Gempa Karawang-Bekasi dan Mitos di Balik Sesar Baribis
Gempa berkekuatan 4,7 Skala Richter (SR) yang terjadi di Kabupaten Karawang dan Bekasi, Jawa Barat, pada Rabu (20/8) pukul 19.54 WIB, menjadi perhatian masyarakat Jabodetabek dan sekitarnya. Peristiwa alam ini memicu kegundahan dan kewaspadaan, terutama karena dampaknya terasa hingga wilayah perkotaan yang padat penduduk.
Hingga malam Kamis (21/8), kata kunci seperti “Gempa”, “Bekasi”, dan “BMKG” masih mendominasi daftar topik trending di media sosial X. Hal ini menunjukkan tingginya minat masyarakat terhadap informasi terkini mengenai gempa dan penjelasan resmi dari instansi terkait.
Gempa tersebut menyebabkan gangguan sementara dalam aktivitas kota metropolitan, termasuk perjalanan Kereta Rel Listrik (KRL) dan delapan jadwal kereta cepat Jakarta-Bandung atau Whoosh mengalami Berhenti Luar Biasa (BLB). Meski tidak ada korban jiwa, kejadian ini menjadi pengingat akan potensi bencana yang bisa terjadi kapan saja.
Sesar Baribis: Penyebab Gempa yang Aktif
Sesar Baribis disebut sebagai salah satu penyebab gempa yang terjadi di wilayah Karawang dan Bekasi. Sesar ini merupakan patahan terpanjang di Pulau Jawa dan memiliki status aktif. Menurut data dari tim ekspedisi geologis lembaga Skala Indonesia bekerja sama dengan Badan Riset dan Inovasi Nasional (BRIN), Sesar Baribis melintang dari Rangkasbitung, Kabupaten Lebak, Provinsi Banten, hingga Kabupaten Cirebon, Jawa Barat. Panjang patahan ini mencapai sekitar 25 kilometer di area Jakarta Selatan.

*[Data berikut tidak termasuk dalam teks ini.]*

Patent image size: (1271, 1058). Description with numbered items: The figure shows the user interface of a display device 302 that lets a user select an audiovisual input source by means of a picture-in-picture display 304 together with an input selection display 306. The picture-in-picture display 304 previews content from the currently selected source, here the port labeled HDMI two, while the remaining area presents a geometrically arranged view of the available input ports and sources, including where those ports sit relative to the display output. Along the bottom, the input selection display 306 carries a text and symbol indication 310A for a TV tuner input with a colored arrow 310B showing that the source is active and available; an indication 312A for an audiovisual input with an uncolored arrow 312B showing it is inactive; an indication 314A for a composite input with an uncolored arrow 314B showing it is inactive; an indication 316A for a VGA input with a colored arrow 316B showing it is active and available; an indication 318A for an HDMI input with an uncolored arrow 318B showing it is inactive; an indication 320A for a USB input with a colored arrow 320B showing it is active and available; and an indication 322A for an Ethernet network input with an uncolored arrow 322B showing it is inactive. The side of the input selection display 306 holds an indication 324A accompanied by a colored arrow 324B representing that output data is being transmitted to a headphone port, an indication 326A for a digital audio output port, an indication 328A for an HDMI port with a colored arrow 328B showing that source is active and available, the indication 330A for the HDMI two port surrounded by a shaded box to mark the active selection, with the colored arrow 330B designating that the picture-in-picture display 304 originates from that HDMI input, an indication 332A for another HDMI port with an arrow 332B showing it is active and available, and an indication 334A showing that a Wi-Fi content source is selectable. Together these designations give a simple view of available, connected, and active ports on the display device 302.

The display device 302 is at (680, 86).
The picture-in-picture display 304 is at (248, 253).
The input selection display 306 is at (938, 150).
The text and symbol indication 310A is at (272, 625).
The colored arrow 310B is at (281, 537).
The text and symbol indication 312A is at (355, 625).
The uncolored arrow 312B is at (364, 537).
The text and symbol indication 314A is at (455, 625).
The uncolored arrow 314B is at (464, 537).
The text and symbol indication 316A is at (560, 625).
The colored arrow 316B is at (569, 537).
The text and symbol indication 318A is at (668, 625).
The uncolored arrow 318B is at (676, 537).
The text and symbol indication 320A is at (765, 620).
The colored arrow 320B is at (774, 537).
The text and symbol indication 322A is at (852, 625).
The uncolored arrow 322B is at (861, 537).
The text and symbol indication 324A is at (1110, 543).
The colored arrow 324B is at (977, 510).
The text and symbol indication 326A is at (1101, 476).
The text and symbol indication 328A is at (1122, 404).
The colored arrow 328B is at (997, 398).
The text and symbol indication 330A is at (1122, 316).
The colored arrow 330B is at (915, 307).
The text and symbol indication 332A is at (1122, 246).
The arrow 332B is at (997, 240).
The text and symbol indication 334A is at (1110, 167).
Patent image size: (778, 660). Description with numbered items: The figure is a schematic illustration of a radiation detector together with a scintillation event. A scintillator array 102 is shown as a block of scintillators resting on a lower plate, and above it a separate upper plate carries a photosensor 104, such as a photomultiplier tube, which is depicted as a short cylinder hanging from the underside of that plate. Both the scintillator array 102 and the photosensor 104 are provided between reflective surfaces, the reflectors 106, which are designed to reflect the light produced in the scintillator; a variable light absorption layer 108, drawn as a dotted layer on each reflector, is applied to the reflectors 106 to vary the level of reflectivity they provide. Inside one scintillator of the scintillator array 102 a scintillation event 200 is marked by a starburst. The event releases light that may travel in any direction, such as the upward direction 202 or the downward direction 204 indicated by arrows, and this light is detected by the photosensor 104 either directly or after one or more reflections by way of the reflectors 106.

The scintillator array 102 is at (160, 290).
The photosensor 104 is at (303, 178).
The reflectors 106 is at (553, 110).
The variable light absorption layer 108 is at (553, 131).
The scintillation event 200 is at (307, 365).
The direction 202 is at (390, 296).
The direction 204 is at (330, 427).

Secara ilmiah, Sesar Baribis lebih tepat disebut sebagai Sistem Baribis atau West Java back-arc thrust (sesar naik busur belakang Jawa Barat) karena memiliki banyak segmen. Akun X Humas BMKG @InfoHumasBMKG menjelaskan bahwa gempa M4,7 yang terjadi di Karawang-Bekasi dipicu oleh West Java back-arc thrust, meskipun sering disebut sebagai Sesar Baribis.
Legenda dan Mitos di Balik Sesar Baribis
Meskipun tidak sepopuler Sesar Lembang atau Cimandiri, Sesar Baribis memiliki kisah legendaris yang terkait dengan Waduk Jatigede. Di desa-desa Kecamatan Darmaraja, Kabupaten Sumedang, terdapat mitos tentang kepiting putih yang disebut keuyeup bodas dalam bahasa Sunda. Mitos ini tercantum dalam ramalan Uga Keuyeup Bodas yang berbunyi, “Jatigede dikeueum bakal ngahudangkeun keuyeup bodas anu bakal ngabobol bendungan” atau diterjemahkan menjadi “Jatigede (bila) direndam akan membangunkan kepiting putih yang akan membobol bendungan”.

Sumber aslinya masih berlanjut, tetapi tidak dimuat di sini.